Definition

What it is

NVIDIA's CUDA library extending **GPUDirect Storage (GDS)** semantics to S3-compatible object storage. Where the original GDS targeted block and file storage via `cuFile`, cuObject enables high-performance **RDMA transfers over S3 APIs** by separating the control plane from the data plane: 1. **Control plane handshake** — the GPU application initiates a standard S3 GET/PUT via a modified S3 SDK. The SDK appends specific metadata tags, notably **`x-amz-rdma-token`**, to the HTTP request. 2. **Fabric negotiation** — on token verification, the storage gateway initiates a Dynamic Connection (DC) transport over InfiniBand or RoCE v2. 3. **Data plane streaming** — an RDMA_READ or RDMA_WRITE streams the S3 object payload directly into GPU VRAM, bypassing the host CPU's TCP/IP stack entirely.

Why it exists

Object storage was historically the slow tier — HTTP, REST, JSON, byte-stream-into-CPU-then-into-GPU. cuObject's framing inverts that: by treating object payloads as RDMA-streamable, S3-backed training-data loaders and KV-cache pools can match the throughput characteristics of fast block storage.
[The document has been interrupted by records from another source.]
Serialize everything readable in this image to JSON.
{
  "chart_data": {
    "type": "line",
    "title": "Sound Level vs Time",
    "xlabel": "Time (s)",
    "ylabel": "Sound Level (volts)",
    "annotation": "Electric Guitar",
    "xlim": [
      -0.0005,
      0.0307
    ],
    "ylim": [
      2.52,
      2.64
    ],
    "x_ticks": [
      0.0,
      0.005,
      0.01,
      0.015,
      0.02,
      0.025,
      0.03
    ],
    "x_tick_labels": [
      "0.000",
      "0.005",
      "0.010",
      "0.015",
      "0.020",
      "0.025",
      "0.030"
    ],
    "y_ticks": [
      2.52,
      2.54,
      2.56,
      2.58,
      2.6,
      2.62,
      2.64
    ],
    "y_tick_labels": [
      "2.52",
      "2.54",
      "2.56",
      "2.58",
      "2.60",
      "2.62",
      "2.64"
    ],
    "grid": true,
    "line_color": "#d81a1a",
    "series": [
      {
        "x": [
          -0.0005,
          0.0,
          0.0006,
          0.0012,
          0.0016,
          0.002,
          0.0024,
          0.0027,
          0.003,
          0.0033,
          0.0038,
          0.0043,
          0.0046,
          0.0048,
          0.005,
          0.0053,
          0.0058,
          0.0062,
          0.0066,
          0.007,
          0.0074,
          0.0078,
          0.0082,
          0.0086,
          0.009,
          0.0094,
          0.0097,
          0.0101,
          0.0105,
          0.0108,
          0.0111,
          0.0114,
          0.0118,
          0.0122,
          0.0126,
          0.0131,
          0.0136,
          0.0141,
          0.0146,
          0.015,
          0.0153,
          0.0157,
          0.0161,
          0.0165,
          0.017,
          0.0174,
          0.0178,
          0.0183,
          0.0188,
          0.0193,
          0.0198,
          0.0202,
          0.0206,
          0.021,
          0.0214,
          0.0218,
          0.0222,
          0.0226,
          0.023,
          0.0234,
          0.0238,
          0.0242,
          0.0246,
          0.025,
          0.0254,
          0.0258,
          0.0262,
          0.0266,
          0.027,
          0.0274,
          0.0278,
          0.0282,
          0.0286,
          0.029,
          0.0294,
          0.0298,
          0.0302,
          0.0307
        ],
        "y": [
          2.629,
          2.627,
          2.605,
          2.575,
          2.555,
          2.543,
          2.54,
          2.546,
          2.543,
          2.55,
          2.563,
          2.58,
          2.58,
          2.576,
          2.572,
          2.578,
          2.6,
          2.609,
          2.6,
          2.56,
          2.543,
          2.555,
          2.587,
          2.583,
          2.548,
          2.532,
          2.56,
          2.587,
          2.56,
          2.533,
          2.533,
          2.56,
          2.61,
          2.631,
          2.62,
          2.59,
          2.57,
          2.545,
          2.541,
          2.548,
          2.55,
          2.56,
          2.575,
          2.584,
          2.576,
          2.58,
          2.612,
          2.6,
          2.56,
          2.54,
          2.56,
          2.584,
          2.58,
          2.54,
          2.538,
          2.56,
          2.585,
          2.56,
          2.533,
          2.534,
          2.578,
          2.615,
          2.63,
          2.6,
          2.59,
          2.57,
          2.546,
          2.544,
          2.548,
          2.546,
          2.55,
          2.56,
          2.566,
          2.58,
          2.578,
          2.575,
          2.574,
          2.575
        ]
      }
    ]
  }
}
Cloudian, VAST Data, and MinIO all integrate cuObject; Cloudian reports sustained **>200 GB/s** throughput on GPU-attached S3 fabrics.

Primary use cases

Zero-copy S3-to-VRAM training-data loading, KV-cache pool transfers across cluster fabric, large-model checkpoint streaming, object-storage-backed inference fabrics, S3-RDMA for `MinIO`-and-similar self-hosted deployments adopting GPU-direct paths.

Recent developments

Latest signals

cuObject v1.0.0 GA in R1.16 release. Both client and server libraries shipped to General Availability under the GPUDirect Storage 1.16 release umbrella — the reference toolkit for GPUDirect-to-S3 deployments. Per NVIDIA — cuObject client v1.0.0 release notes and NVIDIA — cuObject server v1.0.0 release notes.
DC (Dynamic Connection) transport is the production default. Unlike Reliable Connections, DC avoids pre-establishing N² connections between every client/server pair — scales to large fabrics. RDMA metadata rides in the x-amz-rdma-token S3 header during the HTTP control-plane handshake. Per NVIDIA — cuObject GPUDirect Storage for Objects docs.
Multi-vendor adoption: MinIO, Cloudian, VAST. MinIO AIStor + GPUDirect tech preview hit 200+ GB/s sustained; Cloudian shipped at GA; VAST's DASE architecture also wires cuObject. Cross-vendor adoption signals cuObject becoming the de facto interop layer for S3-RDMA. Per MinIO — AIStor + NVIDIA GPUDirect RDMA blog and Cloudian — Direct GPU-to-Object Storage.
45% GPU-server CPU reduction; 3× throughput vs non-RDMA flash. Reproducible numbers across vendor benchmarks — the CPU bypass is the dominant operational win, not just the throughput delta. Frees CPU cycles for the training-pipeline orchestration layer. Per MinIO — AIStor + GPUDirect RDMA performance.
KV-cache adoption emerging via LMCache integration request. LMCache filed a feature request to add S3-over-RDMA via cuObject — extends cuObject's value prop beyond training-data ingest into inference-time KV-cache pool transfers. Inference workloads now want what training got first. Per GitHub — LMCache Issue #2875: S3-over-RDMA via cuObject.
RoCE v2 + InfiniBand transports both supported. Production deployments can land on either the InfiniBand fabric (HPC-flavored deployments) or RoCE v2 over Ethernet (mainstream datacenter fabric) without code changes — cuObject abstracts the underlying RDMA transport. Per NVIDIA — cuObject GPUDirect Storage docs.
cuObject v1.2.0 (May 2026, CUDA 13.3) closed the object-vs-POSIX gap. Splits the control plane (HTTP S3 requests) from the data plane, using x-amz-rdma-token headers to push/pull data straight into GPU memory over Dynamically Connected RDMA — removing POSIX scratch staging and reaching wire-speed object→VRAM. Per NVIDIA — cuObject Server Release Notes.